In rush to go digital, don't junk cash yet
Going cashless is a good idea. For the government, the biggest gain is an easy audit trail to assess individuals and businesses to tax and to ferret out illegal transactions like the financing of crime, terror, smuggling and drugs. For individuals, plastic (payment cards) and e-money provides far greater security despite the risk from cybercrime. Businesses also gain. Studies of consumer behaviour indicate that paying by card or e-money encourages you to spend more than you would otherwise. So it is no surprise that Prime Minister Narendra Modi, a man in a rush, is urging the country to abandon cash. But how far are we from the point where a cashless economy can kick in? Presently, at least, 95 per cent of personal consumption related transactions in numbers (not volume) are in cash. Compare this with around 40 per cent of cash transactions in more developed markets.
A 2015 World Bank survey established that increasing the number of banked people in the economy is the most relevant intervention till one reaches the level of around 800 accounts per 1,000 adults. India stands at a ratio of 480 accounts per 1,000 adults. This is a fair achievement given the scale of poverty, illiteracy, gender discrimination and the sparse spread of bank branches, particularly in rural areas — just around 40,000 for six lakh villages and a population of 800 million. The high level of poverty and a low savings and consumption levels make rural branches uneconomic. So innovative mechanisms should be developed to provide “barefoot” banking to the poor. This is virtually impossible via our clunky and inefficient public sector banking system. The Reserve Bank of India revolutionised the licensing of payment banks earlier this year by bringing in a “year-around”, entrepreneur-driven approach of welcoming proposals for opening banks and branches which provide less than the full range of banking services without inviting proposals for bank licensing through formal rounds, as previously. We need to pursue this approach and establish a bank branch for every cluster of 5,000 adults.
Ramping up the scale of e-money is a “quick win”. Over the period of 2010 to 2015, the number of e-money accounts have grown at the rate of an astonishing 63 per cent per annum — more than triple the rate at which bank accounts have increased over the same period in economies which lack universal financial access. Mobile money accounts comprise 55 per cent of such e-money accounts. But, in India, e-money continues to languish at merely 10 per cent of transactions. A more serious missing link for ramping up cashless transactions is the relative scarcity of point of sale (POS) acceptability of cashless transactions. Easy access to POS ready merchants and vendors is key for building the credibility of plastic money as an alternative to cash.

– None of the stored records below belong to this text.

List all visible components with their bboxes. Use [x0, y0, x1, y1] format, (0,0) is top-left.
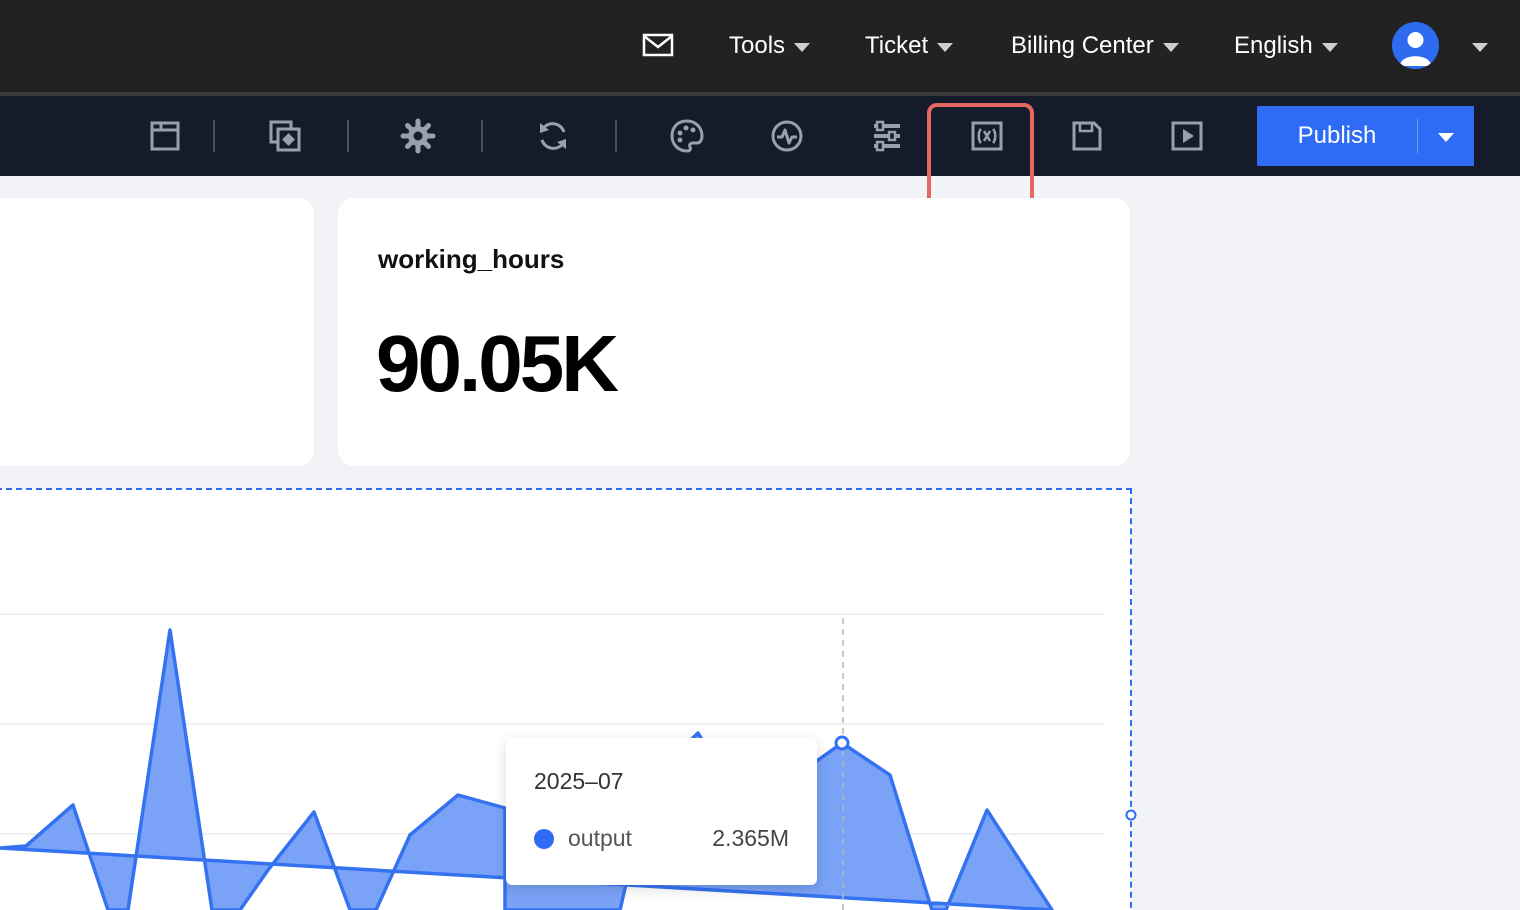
tools-menu-label: Tools [729, 32, 786, 59]
tooltip-date: 2025–07 [534, 768, 624, 794]
user-avatar-icon[interactable] [1392, 22, 1439, 69]
tooltip-value: 2.365M [712, 825, 789, 851]
tooltip-series-name: output [568, 825, 632, 851]
billing-center-menu[interactable]: Billing Center [1011, 28, 1179, 64]
language-menu-label: English [1234, 32, 1313, 59]
filter-icon[interactable] [869, 118, 905, 154]
mail-icon[interactable] [642, 33, 674, 57]
chevron-down-icon [1162, 42, 1179, 52]
palette-icon[interactable] [669, 118, 705, 154]
activity-icon[interactable] [769, 118, 805, 154]
metric-title: working_hours [378, 244, 565, 274]
toolbar-separator [347, 120, 349, 152]
account-chevron-down-icon[interactable] [1472, 43, 1488, 52]
tools-menu[interactable]: Tools [729, 28, 811, 64]
toolbar-separator [615, 120, 617, 152]
chevron-down-icon [794, 42, 811, 52]
settings-icon[interactable] [400, 118, 436, 154]
metric-card-partial[interactable] [0, 198, 314, 466]
chevron-down-icon [937, 42, 954, 52]
toolbar-separator [213, 120, 215, 152]
metric-card[interactable]: working_hours 90.05K [338, 198, 1130, 466]
ticket-menu[interactable]: Ticket [865, 28, 954, 64]
variable-icon-highlight [927, 103, 1034, 209]
panel-icon[interactable] [147, 118, 183, 154]
billing-center-menu-label: Billing Center [1011, 32, 1154, 59]
layers-icon[interactable] [267, 118, 303, 154]
refresh-icon[interactable] [535, 118, 571, 154]
metric-value: 90.05K [376, 319, 619, 408]
toolbar-separator [481, 120, 483, 152]
publish-dropdown-toggle[interactable] [1418, 131, 1474, 142]
language-menu[interactable]: English [1234, 28, 1338, 64]
series-marker-icon [534, 829, 554, 849]
chevron-down-icon [1438, 132, 1454, 142]
save-icon[interactable] [1069, 118, 1105, 154]
chevron-down-icon [1321, 42, 1338, 52]
ticket-menu-label: Ticket [865, 32, 929, 59]
publish-button-label: Publish [1297, 122, 1377, 149]
preview-icon[interactable] [1169, 118, 1205, 154]
publish-button[interactable]: Publish [1257, 106, 1474, 166]
chart-tooltip: 2025–07 output 2.365M [506, 738, 817, 885]
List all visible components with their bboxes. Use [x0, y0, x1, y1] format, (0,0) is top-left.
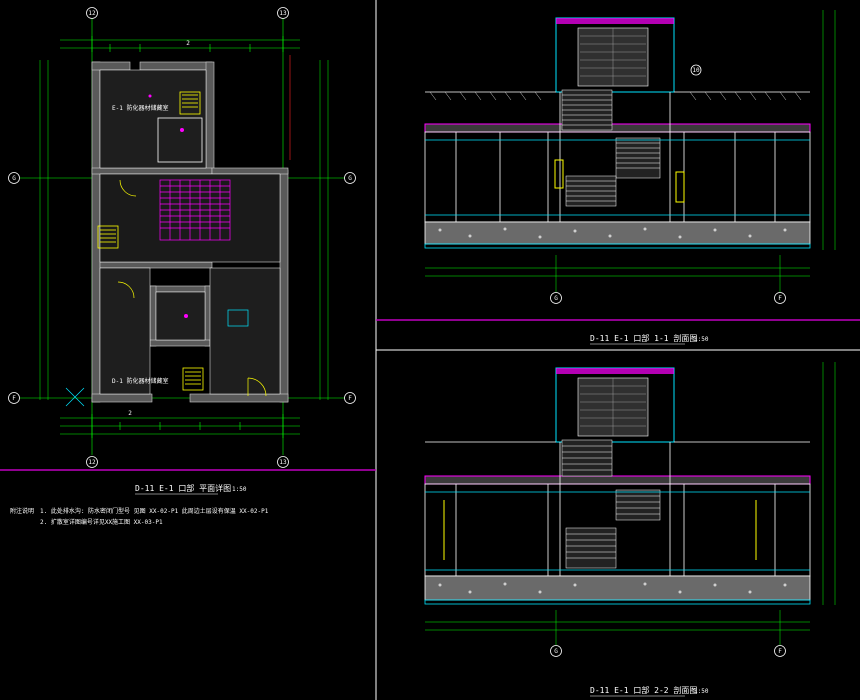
plan-grid-bottom-right: 13 — [279, 459, 287, 466]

A mere 1.5 million commercial entities accept cashless transactions in India. Compare this with the 25 million registered commercial enterprises in India. There are, in addition, 30 million micro enterprises. Bringing all these service providers into the POS net expands the market by an order of magnitude. Why should electronic payment and simultaneous tax deduction not be made compulsory for commercial entities in all those towns and villages which already have the necessary basic profile — access to electricity along with phone and road connectivity? Why not “carpet bomb” the 50 largest cities in India with assistance and persuasion to say no to cash? One cannot develop an entire ecosystem for junking cash by fiat alone. The incentive structure, which today privileges cash settlement because of its lower transaction cost, must be reviewed and reversed.
The government started the RuPay debit card in 2014 with the hope that it would incentivise the international biggies in the business — MasterCard and Visa to look more seriously at the potential fortune which lies at the bottom of the pyramid — the small transactions end of the market. India has 26 million credit cards and 712 million debit cards. But use is low. The average use is just 12 times per debit card every year at an ATM and barely two transactions per year per debit card at a POS. The corresponding numbers are less than one for a credit card at an ATM and 38 at a POS. In comparison cards or e-money options are used to conduct around 280 transactions a year per person in high-income economies. We are a long way off from the frontier of cashless transactions. The good news is that we are better off than low- and middle-income countries, which averaged just 22 cashless transactions per year per person.
Plastic money becomes expensive to use if the individual transactions are small. Typically, micro-transactions of less than $5 (Rs 340) are not viable through plastic money and would need to be cross-subsidised. This is where e-money becomes the most appropriate vehicle to mop up the micro-transactions market in India which could account for as much as two-thirds of the total transactions. After all, cigarettes are still sold as singles in India; a paan (betel) costs just Rs 20 and a street meal is Rs 100. If the government is serious about junking cash it must engage with phone carriers and the progressive electricity utilities, the Railways, e-pay platforms, and commercial associations to work out a “reward” driven strategy to move 50 per cent of commercial transactions above Rs 500 to digital settlement. There are some limitations which need to be overcome or gone around like the poor quality of electricity supply, dodgy Net connectivity and the additional cost that needs to be borne to digitise small-value transactions via POS arrangements. Regional hackathons to develop solutions to specific barriers can pay rich dividends in creating an ecosystem of innovative thinkers focused on solving the problem. The future is digital. Engage millennials to figure out how to fast forward us there out of turn.